Here is the most recent example. 40 minutes on this and it doesn't compile much less solve the problem:

 public static String generateId() {
    Map<Integer, Character> alphabetsMap = new HashMap();
    String alphanumericString = "ABCDEFGHIJKLMNOPQRSTUVWXYZ0123456789";
    char[] randomSequence = new char[16];
    int left = 0; 
    int right = alphanumericString.length;
    int i = 0;
    while (i < 16) {
      Random random = new Random();
      int currentValue = random.nextInt(right);
      if (alphabetsMap.containsKey(currentValue) {
        continue;
      } else {
        alphabetsMap.put(currentValue, alphanumericString[currentValue]);
        randomSequence[i] = alphanumericString[currentValu
      }
    }
    
    return "ABCD-1234-05DF-9876"; // this is just an example
  }

There are 8 seperate variables (any one that can be mis-assigned), and one is an array that's having it's elements written to. There are several branching conditions as well. Bugs can lurk anywhere in this code. You may say: "The ends justifies the means". Hell, a product owner would because they only ever see the end result (remember my axiom about 10 types of applications?).
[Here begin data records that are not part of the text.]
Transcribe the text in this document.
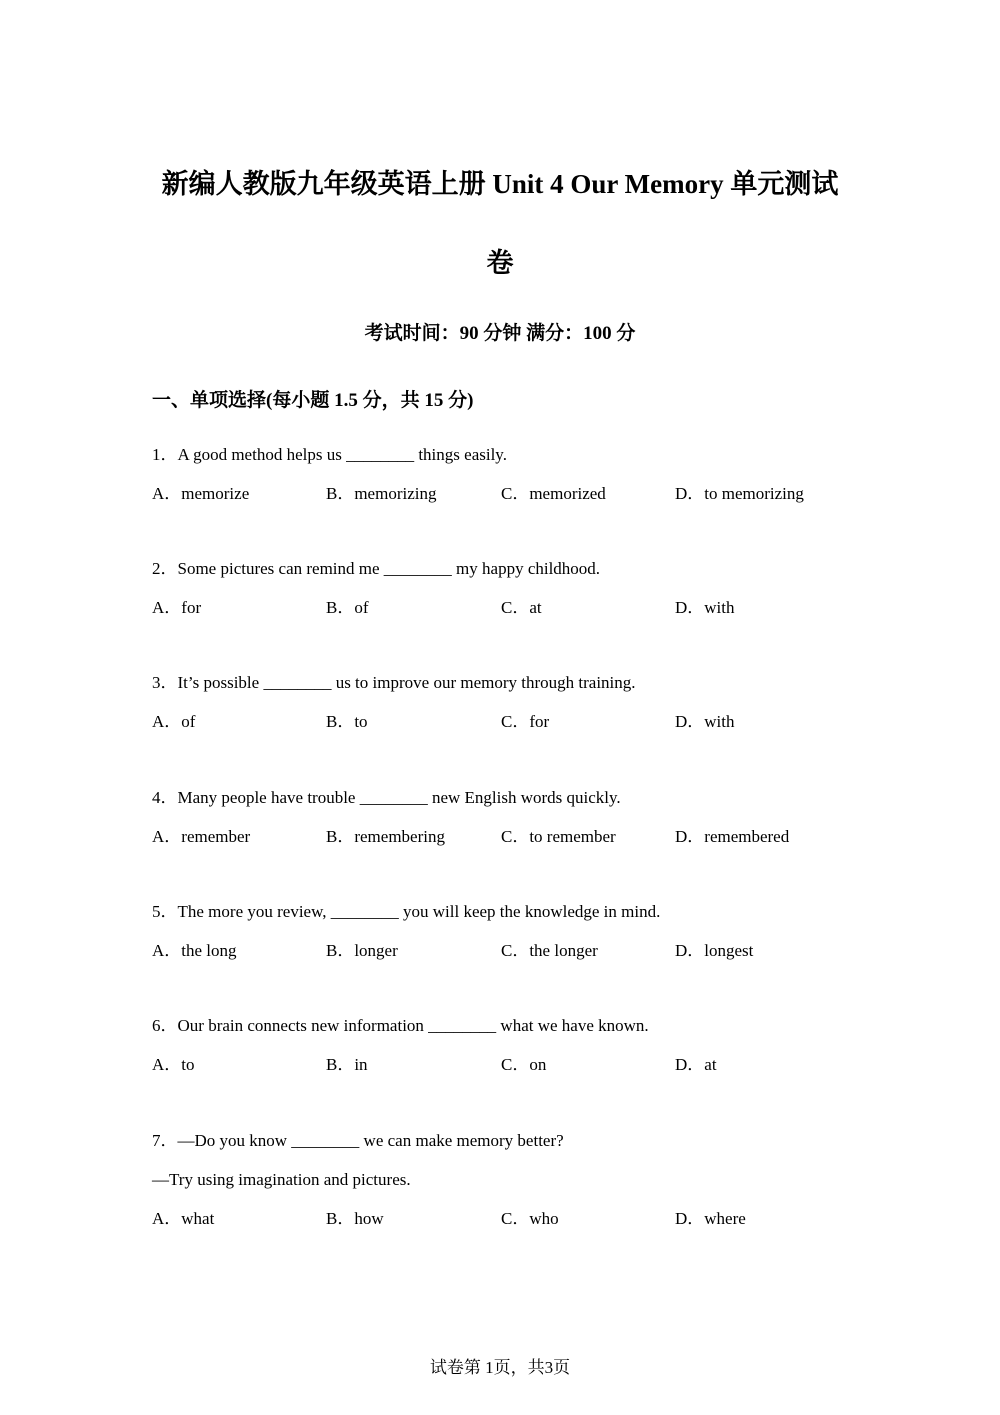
新编人教版九年级英语上册 Unit 4 Our Memory 单元测试
卷
考试时间：90 分钟 满分：100 分
一、单项选择(每小题 1.5 分，共 15 分)
1．A good method helps us ________ things easily.
A．memorize	B．memorizing	C．memorized	D．to memorizing
2．Some pictures can remind me ________ my happy childhood.
A．for	B．of	C．at	D．with
3．It’s possible ________ us to improve our memory through training.
A．of	B．to	C．for	D．with
4．Many people have trouble ________ new English words quickly.
A．remember	B．remembering	C．to remember	D．remembered
5．The more you review, ________ you will keep the knowledge in mind.
A．the long	B．longer	C．the longer	D．longest
6．Our brain connects new information ________ what we have known.
A．to	B．in	C．on	D．at
7．—Do you know ________ we can make memory better?
—Try using imagination and pictures.
A．what	B．how	C．who	D．where
试卷第 1页，共3页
But he/she will be the first one to get up in arms when the thing catches fire in prod and causes customer facing embarassment. In addition, if you multiply this overly complex programming by 1000s of lines, you get an exceptionally difficult program to manage; which means feature iteration slows down with time. As features slow down, and outages go up, customers walk away.

It's a slow moving trainwrecks and there is never going to be a bright, sharp event horizon of doom. Can you lose 1 customer? Sure. 1 Big customer? Ouch, but sure. How many can you lose before you end up in a death spiral?